We’ve previously discussed the perks that come with obtaining a chattel mortgage, but what should you consider beforehand? We know that this product has particular appeal to small and medium business owners who want to manage their cash and tax affairs, but what else is at play? These are the key questions you should ponder.
When do I Take Possession of the Vehicle?
A chattel mortgage allows you to gain immediate access to the vehicle once your application has been approved and you receive finance. Therefore, ownership is not an issue for business owners who need access to a car. However, you must repay the loan in full before the mortgage over the car is cleared. Only then can the title be transferred into your name.
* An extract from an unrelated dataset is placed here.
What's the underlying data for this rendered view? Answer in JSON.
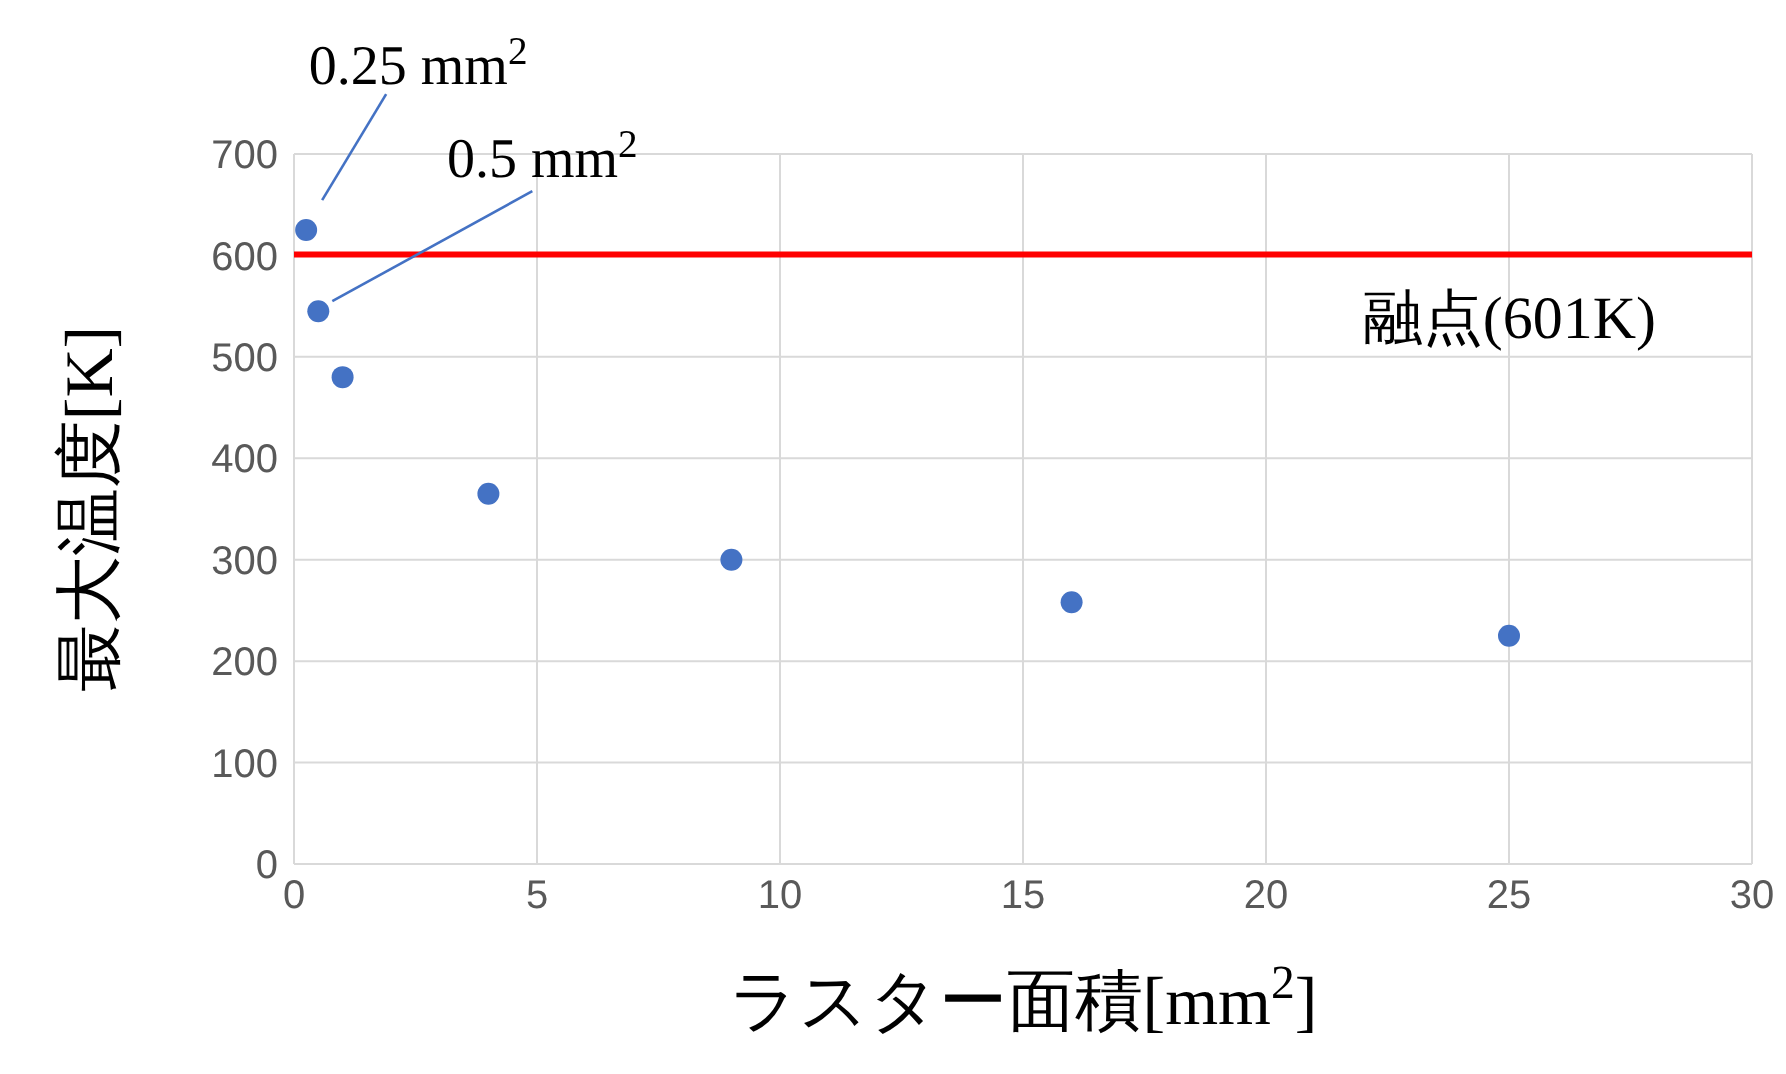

What will be the Interest Rate of the Loan?
Of course, this is subject to some degree of negotiation, however, as a general rule of thumb, interest rates for a chattel mortgage should be lower than those of an unsecured loan since you have put up the car as collateral. At the start of the mortgage you also have the flexibility to decide whether fixed or variable interest rates work best for you and your business.
Are there Specific Fees or Charges?
You’ll need to discuss this matter with each financier, as ultimately, one agreement can vary to the next. Make sure you read all the terms and conditions. It is especially important to keep an eye on any provisions regarding early repayment fees, since these are quite common across chattel mortgages. If you know from the outset that you plan to repay the agreement early, you might be able to negotiate conditions to facilitate that.
What will my Repayments be and Should I Agree to a Balloon Payment?
This is something that you will need to take into consideration based on the underlying cash flow of your business, as well as any preferences you might have. Keep in mind, setting a fixed interest rate at the beginning of the agreement can give you more visibility than a variable rate. A balloon payment may give you more breathing space over the course of the loan to put aside spare cash, however, can you afford to make a lump sum at the end of the contract? Remember the car might not be worth as much as that balloon payment.
Is a Chattel Mortgage the Best Car Financing Option for me?
Ultimately, a chattel mortgage is just one option available to business owners to secure finance for a new car. You should weigh up all aspects of this type of agreement and compare it with other forms of financing, keeping in mind that there are distinct cash flow and tax benefits when taking out a chattel mortgage.